The only way to prevent or improve this type of sore is to offload weight. To help Nan do so, the students created the “Tilt-o-Matic.” The device reminds Nan to tilt her wheelchair throughout the day. It also tracks the angle and duration of the tilt and alerts her when the necessary tilt time is complete.

“The ideal standard is tilting for three minutes, every thirty minutes,” explained fourth-year computer engineering major Steven Lam. “Right now, the main goal is just incorporating tilting more so into the daily routine of the residents.”

Lam and his classmates decided that tilting six times a day would be a good start for Nan.

“Our design was split into four boxes,” said fellow fourth-year student Rithvik Katikaneni. “One housed all the controller battery and main core competent technology. The second housed the gyroscope under the wheelchair, which helps track the angle of the tilt, and the third box houses all the components for the audio.”

He added, “The last box is the one right in front of the left armrest of the wheelchair. It houses one large star, which essentially gives the user the reminder that it is time to tilt by blinking. Then there are six little stars underneath it that they collect every time they perform a tilt.”
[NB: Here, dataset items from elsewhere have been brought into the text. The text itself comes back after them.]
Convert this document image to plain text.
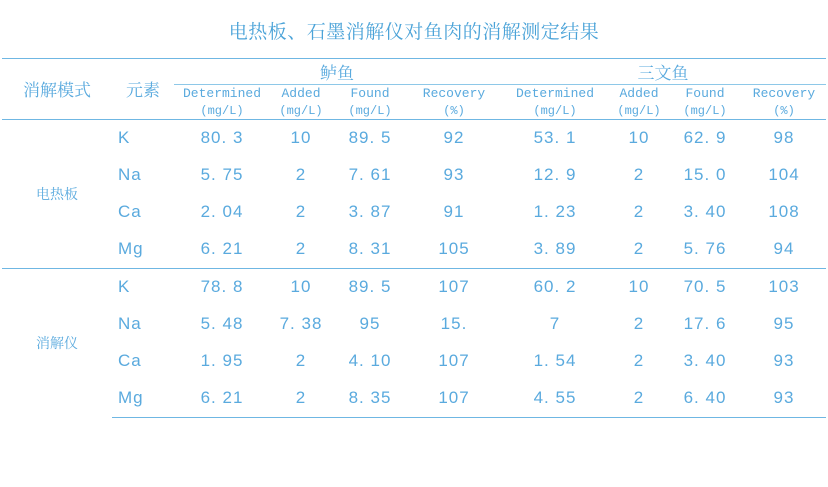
电热板、石墨消解仪对鱼肉的消解测定结果
消解模式	元素	鲈鱼				三文鱼			
		Determined
(mg/L)	Added
(mg/L)	Found
(mg/L)	Recovery
(%)	Determined
(mg/L)	Added
(mg/L)	Found
(mg/L)	Recovery
(%)

电热板	K	80. 3	10	89. 5	92	53. 1	10	62. 9	98
	Na	5. 75	2	7. 61	93	12. 9	2	15. 0	104
	Ca	2. 04	2	3. 87	91	1. 23	2	3. 40	108
	Mg	6. 21	2	8. 31	105	3. 89	2	5. 76	94
消解仪	K	78. 8	10	89. 5	107	60. 2	10	70. 5	103
	Na	5. 48	7. 38	95	15.	7	2	17. 6	95
	Ca	1. 95	2	4. 10	107	1. 54	2	3. 40	93
	Mg	6. 21	2	8. 35	107	4. 55	2	6. 40	93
The students hope the low-cost device will improve Nan’s day-to-day quality of life. “A lot of times when we work in a co-op or on random class projects, it’s usually a project that kind of has loose ends; we don’t know if it ever becomes something or it is ever useful,” said Ishaan Jhawar, also a fourth-year student. With respect to this production, he said, “it’s exciting to see the fruits of our labor.”